A retrospective cohort study of all patients who underwent free vascularised flap reconstruction of the lower extremities between 2012 and 2021 at the Amsterdam University Medical Centre (UMC), The Netherlands, and between 2019 and 2021 at the Radboud UMC, Nijmegen, The Netherlands. In this cohort, we analysed partial and total flap failures.
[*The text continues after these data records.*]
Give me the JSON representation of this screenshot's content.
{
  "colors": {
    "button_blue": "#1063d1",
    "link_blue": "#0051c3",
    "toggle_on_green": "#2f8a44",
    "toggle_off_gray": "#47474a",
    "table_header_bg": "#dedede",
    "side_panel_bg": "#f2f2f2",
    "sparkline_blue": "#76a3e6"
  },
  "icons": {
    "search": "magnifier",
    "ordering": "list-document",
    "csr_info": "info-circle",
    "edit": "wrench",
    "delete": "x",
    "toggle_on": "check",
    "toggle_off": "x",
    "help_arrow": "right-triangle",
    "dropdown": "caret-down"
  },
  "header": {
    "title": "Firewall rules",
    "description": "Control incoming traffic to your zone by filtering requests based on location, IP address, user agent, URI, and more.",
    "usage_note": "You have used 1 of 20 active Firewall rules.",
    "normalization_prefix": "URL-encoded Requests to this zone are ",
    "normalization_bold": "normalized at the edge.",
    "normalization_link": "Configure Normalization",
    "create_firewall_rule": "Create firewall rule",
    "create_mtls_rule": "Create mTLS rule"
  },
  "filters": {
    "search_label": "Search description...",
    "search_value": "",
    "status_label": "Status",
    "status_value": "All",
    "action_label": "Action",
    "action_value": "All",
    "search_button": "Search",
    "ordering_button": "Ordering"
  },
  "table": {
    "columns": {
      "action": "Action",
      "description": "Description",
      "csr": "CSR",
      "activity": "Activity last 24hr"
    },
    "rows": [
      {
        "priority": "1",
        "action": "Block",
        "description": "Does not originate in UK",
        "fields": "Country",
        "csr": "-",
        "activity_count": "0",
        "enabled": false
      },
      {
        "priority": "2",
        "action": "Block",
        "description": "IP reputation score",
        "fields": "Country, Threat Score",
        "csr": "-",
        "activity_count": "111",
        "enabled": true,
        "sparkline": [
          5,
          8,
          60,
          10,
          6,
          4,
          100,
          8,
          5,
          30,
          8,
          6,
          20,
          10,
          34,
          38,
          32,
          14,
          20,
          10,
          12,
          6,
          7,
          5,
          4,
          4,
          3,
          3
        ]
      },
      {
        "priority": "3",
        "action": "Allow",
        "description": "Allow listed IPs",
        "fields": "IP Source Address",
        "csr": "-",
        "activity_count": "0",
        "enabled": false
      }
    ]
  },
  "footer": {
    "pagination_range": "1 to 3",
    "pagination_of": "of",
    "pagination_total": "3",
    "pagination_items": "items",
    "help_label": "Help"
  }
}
In this cohort, 87 patients received a total of 102 microvascular free flap reconstructions of the lower extremity. In 20.5% of these operations, patients received a supplemental PNB. Total flap failure was 23.8% in the regional anaesthesia group compared to 21% in the group with general anaesthesia only ( = 0.779). Operation time was longer for patients with regional anaesthesia ( = 0.057). Length of stay was on average 2 days shorter for patients with supplemental regional anaesthesia ( = 0.716).
This is the largest cohort comparing flap survival in patients receiving general anaesthesia to general anaesthesia with a PNB in lower extremity reconstructions to date. We cannot attribute a significant beneficial or detrimental effect of regional anaesthesia to flap survival. High failure rates stress the need for future studies.
Koster ITS, den Os MM, Rutten MVH, . The Effect of Regional Anaesthesia on Free Flap Survival in Lower Extremity Reconstructions. Strategies Trauma Limb Reconstr 2024;19(1):15-20.
不同麻醉方式在微血管游离皮瓣手术中的效果一直是一个持续争论的话题。迄今为止,缺乏以周围神经阻滞(PNB)形式研究全身麻醉和区域麻醉对下肢游离皮瓣存活影响的比较数据。本研究旨在阐明区域麻醉对下肢游离皮瓣重建中皮瓣存活的影响。
对2012年至2021年在荷兰阿姆斯特丹大学医学中心(UMC)以及2019年至2021年在荷兰奈梅亨拉德堡大学医学中心接受下肢游离血管化皮瓣重建的所有患者进行回顾性队列研究。在这个队列中,我们分析了部分和完全皮瓣失败情况。
在这个队列中,87例患者共接受了102次下肢微血管游离皮瓣重建。在这些手术中,20.5%的患者接受了补充性PNB。区域麻醉组的完全皮瓣失败率为23.8%,而仅接受全身麻醉的组为21%(P = 0.779)。区域麻醉患者的手术时间更长(P = 0.057)。接受补充性区域麻醉的患者住院时间平均短2天(P = 0.716)。
这是迄今为止比较全身麻醉患者与接受下肢重建时联合PNB的全身麻醉患者皮瓣存活情况的最大队列。我们无法将区域麻醉对皮瓣存活的显著有益或有害影响归因于此。高失败率强调了未来研究的必要性。
科斯特ITS,登奥斯MM,鲁滕MVH等。区域麻醉对下肢重建中游离皮瓣存活的影响。创伤肢体重建策略2024;19(1):15 - 20。